September rolls by, and I'm grateful the heat wave has passed as I trudge through dry dirt and crisp leaves, making my way to a little clearing partially hidden from the walkable trails. A canopy of sun-kissed branches and greenery blocks out most of the sunlight, providing an added sense of seclusion to the small hideaway I remember discovering with Max years ago.

I toss my backpack into a pile of brushwood and take a seat on a rustic-looking bench. It appears to be hand-carved, which causes my heart to skip. I remember him telling me on that final day that he wanted to build us a bench.

No.

Highly doubtful. I was gone by sunset and he never saw me again.

With my luck, this is probably the meeting place for some weird cult, where they do rituals involving baby goats and virgin blood.

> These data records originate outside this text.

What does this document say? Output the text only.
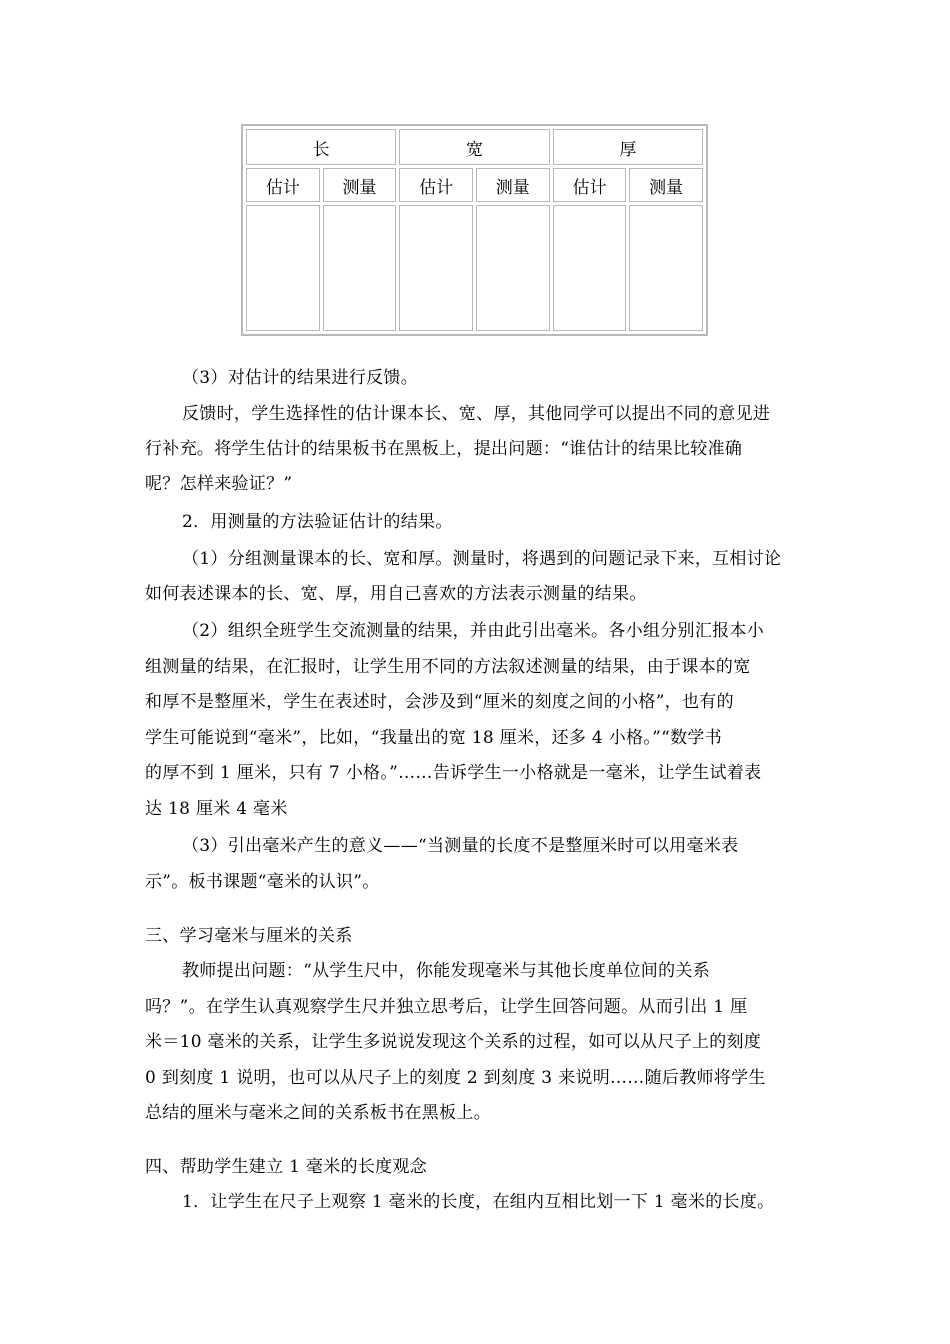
长		宽		厚	
估计	测量	估计	测量	估计	测量

（3）对估计的结果进行反馈。

反馈时，学生选择性的估计课本长、宽、厚，其他同学可以提出不同的意见进

行补充。将学生估计的结果板书在黑板上，提出问题：“谁估计的结果比较准确

呢？怎样来验证？”

2．用测量的方法验证估计的结果。

（1）分组测量课本的长、宽和厚。测量时，将遇到的问题记录下来，互相讨论

如何表述课本的长、宽、厚，用自己喜欢的方法表示测量的结果。

（2）组织全班学生交流测量的结果，并由此引出毫米。各小组分别汇报本小

组测量的结果，在汇报时，让学生用不同的方法叙述测量的结果，由于课本的宽

和厚不是整厘米，学生在表述时，会涉及到“厘米的刻度之间的小格”，也有的

学生可能说到“毫米”，比如，“我量出的宽 18 厘米，还多 4 小格。”“数学书

的厚不到 1 厘米，只有 7 小格。”……告诉学生一小格就是一毫米，让学生试着表

达 18 厘米 4 毫米

（3）引出毫米产生的意义——“当测量的长度不是整厘米时可以用毫米表

示”。板书课题“毫米的认识”。

三、学习毫米与厘米的关系

教师提出问题：“从学生尺中，你能发现毫米与其他长度单位间的关系

吗？”。在学生认真观察学生尺并独立思考后，让学生回答问题。从而引出 1 厘

米＝10 毫米的关系，让学生多说说发现这个关系的过程，如可以从尺子上的刻度

0 到刻度 1 说明，也可以从尺子上的刻度 2 到刻度 3 来说明……随后教师将学生

总结的厘米与毫米之间的关系板书在黑板上。

四、帮助学生建立 1 毫米的长度观念

1．让学生在尺子上观察 1 毫米的长度，在组内互相比划一下 1 毫米的长度。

I sift through my book bag and pull out a spiral-bound notebook and a black pen. Mom went to work today. She scored a job as a receptionist at Delores' Hair Salon and will be working five days a week until something better comes along. The owner's name is actually Anne, so I'm still scratching my head at the business moniker. Regardless, Anne seems nice and I can appreciate a good mystery.

Lifting my ankles to a cross-legged position on the bench, I flip open my notebook and land on a blank page. My ballpoint pen glides across the lined paper in little swoops as I begin to write.

Dear Jonah,

I hate you.

I draw a line through the first sentence and try again, lowering my pen right underneath those three words and starting over.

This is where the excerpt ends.